Nach dem neuen System aber wird er in die Klasse 6 absteigen - und neun Jahre lang für den Unfall büßen. An zusätzlicher Prämie zahlt er dann 854,60 Mark, 14mal mehr als bisher.
Auch die Nachwuchsfahrer erwartet nichts Gutes zum neuen Jahr. Ein Anfänger in der Klasse 0 etwa, der schon im ersten Jahr einen Unfall hatte, mußte das bislang neun Jahre lang mit Extra-Prämien ausbaden - auch wenn ihm danach nichts Einschlägiges mehr widerfuhr. Zukünftig aber wird er dafür noch in 15 Jahren zur Ader gelassen.
Auf politischen Beistand gegen die steilen Abstürze dürfen Westdeutschlands Autofahrer - und das heißt allemal: die Masse der Bevölkerung - wohl nicht rechnen. Zwar wollte der SPD-Bundestagsabgeordnete Peter Würtz von der Regierung wissen, ob der neue Versicherungszuschlag, der "zu krasse und ungerechtfertigte Rückstufungen ermöglicht", nicht doch verhindert werden sollte.
Aber Staatssekretär Otto Schlecht vom Bonner Wirtschaftsressort sah keinen Anlaß. Das geplante Rückstufungssystem, antwortete er auf die schriftliche Anfrage, entspreche den "statistisch erfaßten und abgesicherten Schadensverläufen". In solchem Fall sei das Bundesaufsichtsamt gemäß dem Pflichtversicherungsgesetz gehalten, die Neuerung zu genehmigen.
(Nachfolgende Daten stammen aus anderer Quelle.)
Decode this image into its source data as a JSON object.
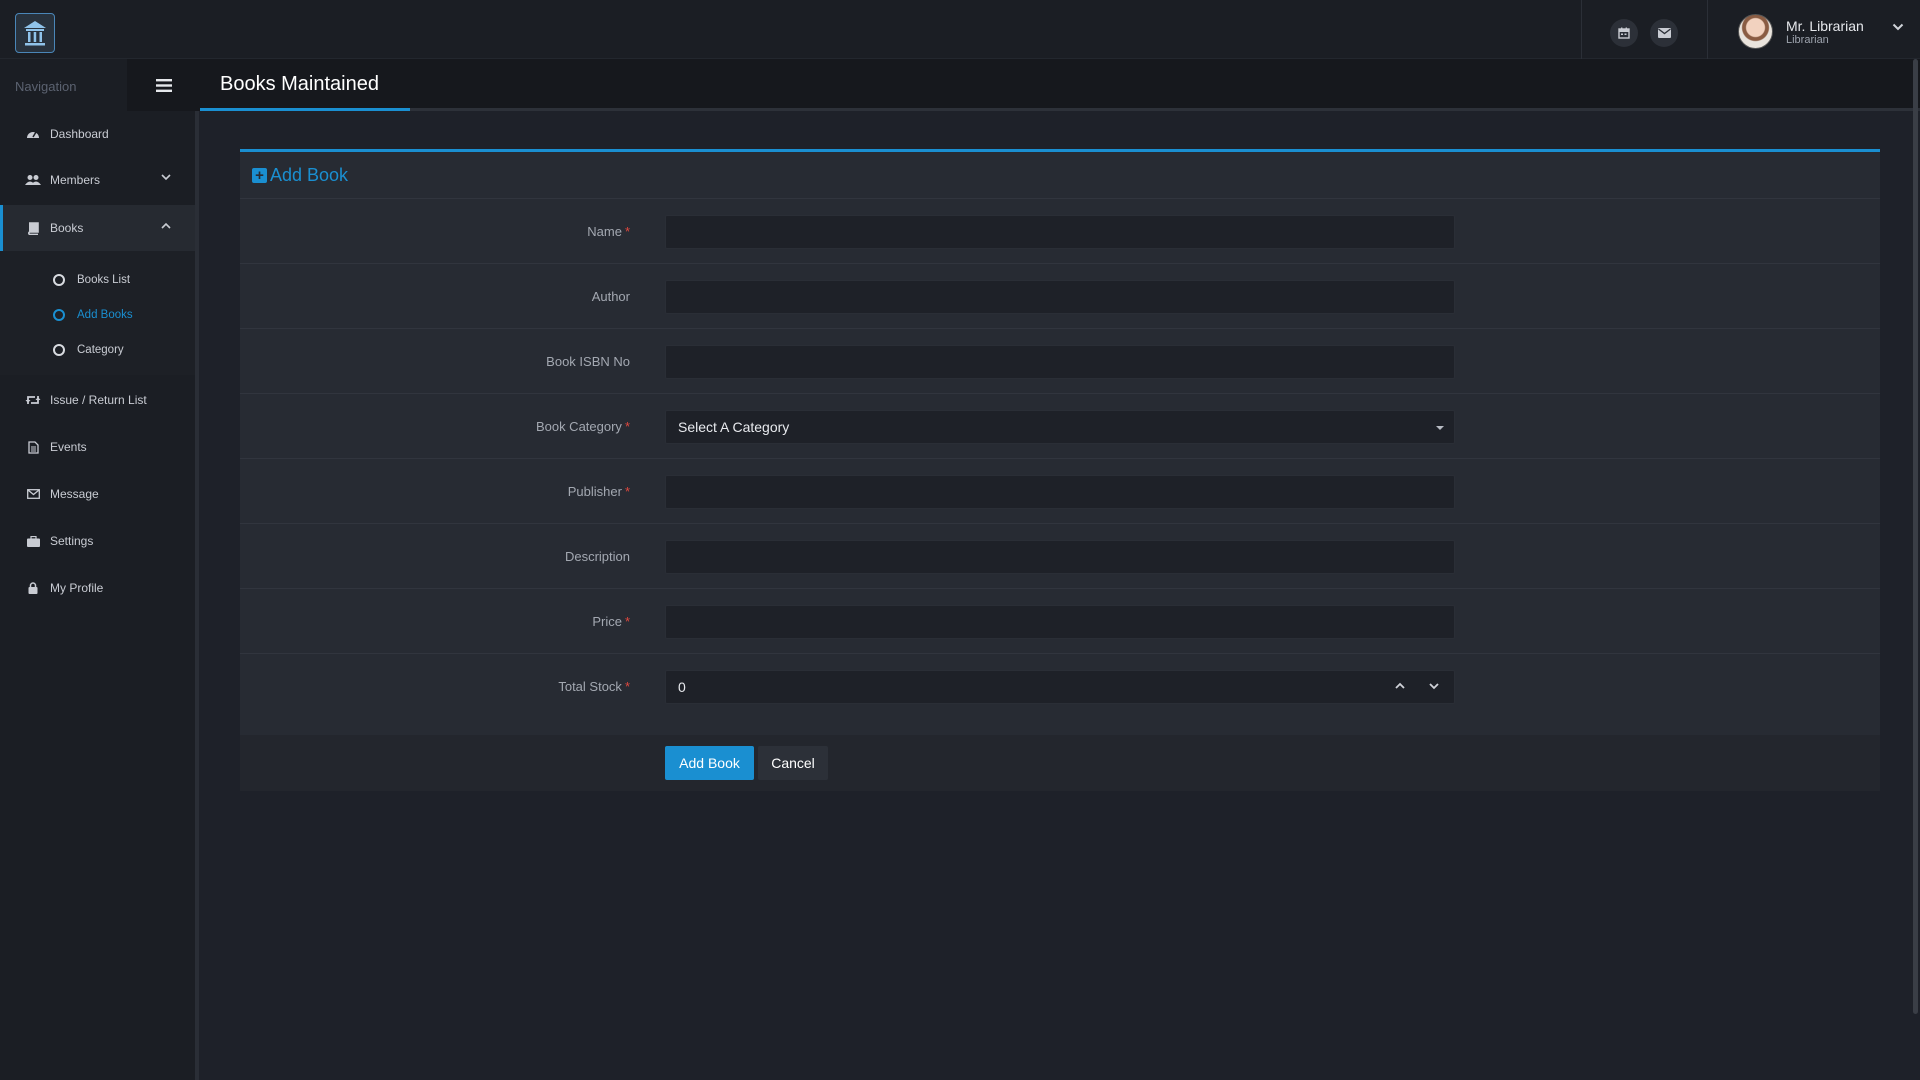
{
  "topbar": {
    "user_name": "Mr. Librarian",
    "user_role": "Librarian"
  },
  "sidebar": {
    "title": "Navigation",
    "items": [
      {
        "label": "Dashboard",
        "icon": "dashboard-icon"
      },
      {
        "label": "Members",
        "icon": "users-icon"
      },
      {
        "label": "Books",
        "icon": "book-icon"
      },
      {
        "label": "Issue / Return List",
        "icon": "retweet-icon"
      },
      {
        "label": "Events",
        "icon": "document-icon"
      },
      {
        "label": "Message",
        "icon": "envelope-icon"
      },
      {
        "label": "Settings",
        "icon": "briefcase-icon"
      },
      {
        "label": "My Profile",
        "icon": "lock-icon"
      }
    ],
    "books_submenu": [
      {
        "label": "Books List"
      },
      {
        "label": "Add Books"
      },
      {
        "label": "Category"
      }
    ]
  },
  "page": {
    "title": "Books Maintained"
  },
  "form": {
    "heading": "Add Book",
    "fields": {
      "name": {
        "label": "Name",
        "required": "*",
        "value": ""
      },
      "author": {
        "label": "Author",
        "value": ""
      },
      "isbn": {
        "label": "Book ISBN No",
        "value": ""
      },
      "category": {
        "label": "Book Category",
        "required": "*",
        "value": "Select A Category"
      },
      "publisher": {
        "label": "Publisher",
        "required": "*",
        "value": ""
      },
      "description": {
        "label": "Description",
        "value": ""
      },
      "price": {
        "label": "Price",
        "required": "*",
        "value": ""
      },
      "total_stock": {
        "label": "Total Stock",
        "required": "*",
        "value": "0"
      }
    },
    "submit_label": "Add Book",
    "cancel_label": "Cancel"
  },
  "colors": {
    "accent": "#1a8fd1",
    "required": "#e0483f",
    "background": "#1e2129",
    "panel": "#272b33"
  }
}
Im Paragraph 8 dieses Gesetzes ist festgelegt, unter welchen Umständen das Aufsichtsamt sich der Forderung nach höheren Tarifen nicht entziehen kann. Das ist etwa der Fall, wenn "das Interesse der Versicherungspflichtigen an der Gewährung des Versicherungsschutzes zu einem angemessenen Beitrag hinreichend gewahrt" ist. Doch ob dieser Vorbehalt bei dem neuen Rückstufungsroulett noch beachtet wird, bezweifelt selbst der Bundesverband Deutscher Versicherungskaufleute.
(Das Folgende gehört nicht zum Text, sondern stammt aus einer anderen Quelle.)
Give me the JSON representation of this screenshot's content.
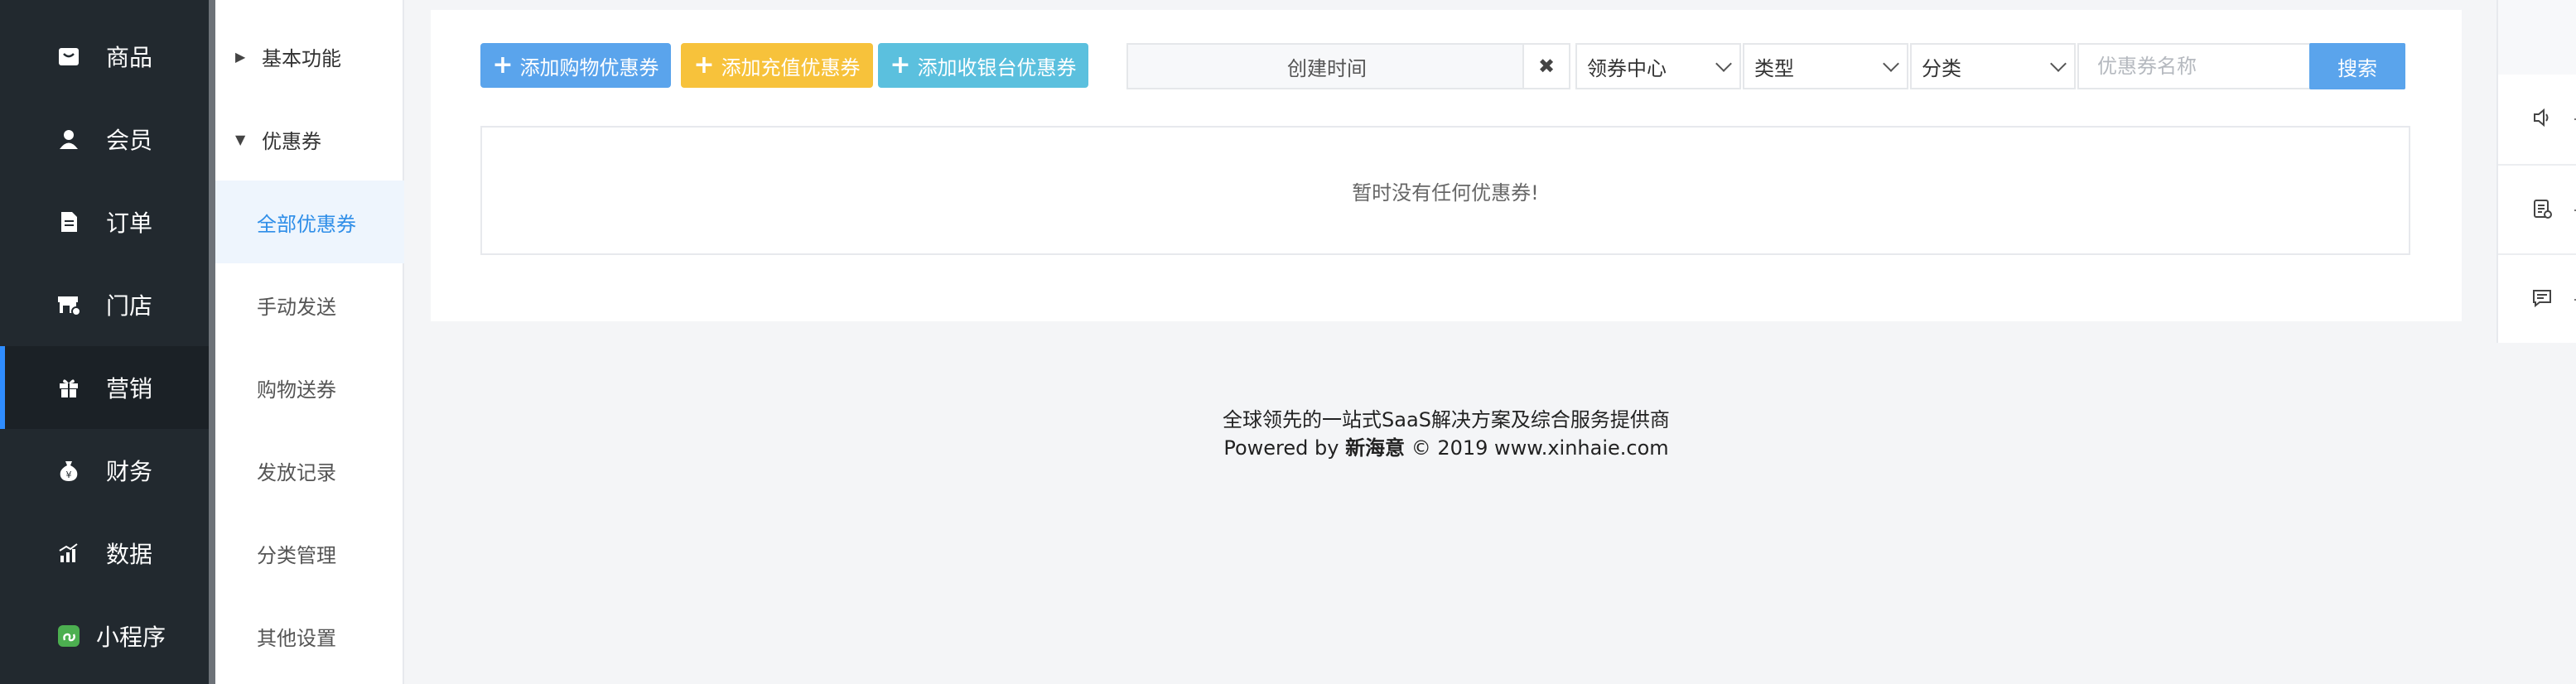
{
  "nav": {
    "items": [
      {
        "label": "商品",
        "icon": "box-icon"
      },
      {
        "label": "会员",
        "icon": "user-icon"
      },
      {
        "label": "订单",
        "icon": "document-icon"
      },
      {
        "label": "门店",
        "icon": "store-icon"
      },
      {
        "label": "营销",
        "icon": "gift-icon",
        "active": true
      },
      {
        "label": "财务",
        "icon": "money-bag-icon"
      },
      {
        "label": "数据",
        "icon": "bar-chart-icon"
      },
      {
        "label": "小程序",
        "icon": "mini-program-icon"
      }
    ]
  },
  "submenu": {
    "group_basic": "基本功能",
    "group_coupon": "优惠券",
    "items": [
      "全部优惠券",
      "手动发送",
      "购物送券",
      "发放记录",
      "分类管理",
      "其他设置"
    ],
    "active_index": 0
  },
  "toolbar": {
    "add_shopping": "添加购物优惠券",
    "add_recharge": "添加充值优惠券",
    "add_cashier": "添加收银台优惠券",
    "date_placeholder": "创建时间",
    "clear_glyph": "✖",
    "select_center": "领券中心",
    "select_type": "类型",
    "select_category": "分类",
    "name_placeholder": "优惠券名称",
    "search_label": "搜索"
  },
  "empty_message": "暂时没有任何优惠券!",
  "footer": {
    "line1": "全球领先的一站式SaaS解决方案及综合服务提供商",
    "line2_prefix": "Powered by ",
    "brand": "新海意",
    "line2_suffix": " © 2019 www.xinhaie.com"
  },
  "colors": {
    "nav_bg": "#22292f",
    "accent_blue": "#5aa4ec",
    "accent_yellow": "#f7c23b",
    "accent_cyan": "#5bc0de",
    "active_submenu_text": "#2f8ee8"
  }
}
Das alles sei "Gift für den Versicherungsgedanken", erklärten die Kaufleute, und ein "Keim für Mißtrauen auch gegenüber anderen Versicherungen". Die Vertreter wissen zum Beispiel nicht, was sie ihren Kunden demnächst raten sollen: den Schaden aus der eigenen Tasche zu bezahlen oder, wenn es billiger wird, die Versicherung zu beanspruchen und dabei eine Rückstufung in Kauf zu nehmen.
Bislang war das ein simples Rechenexempel und, so der Verbandsvize Günther Jung, noch "eine halbwegs überschaubare Entscheidung". Da aber niemand mehr sagen kann, was womöglich in 15 Jahren ist, wie hoch die Prämien dann sind, welchen Wagentyp und ob er überhaupt noch einen steuert, sind solche Empfehlungen nicht mehr ratsam.
Jung begreift seine Branche nicht mehr: "Was der verkehrspädagogische Sinn sein soll, daß 12 oder 20 Jahre unfallfreie Fahrer nach einem Mißgeschick mit einer sechs- oder siebenjährigen Rabattrückstufung an eine vorsichtigere Fahrweise erinnert werden müssen, ist nicht ersichtlich."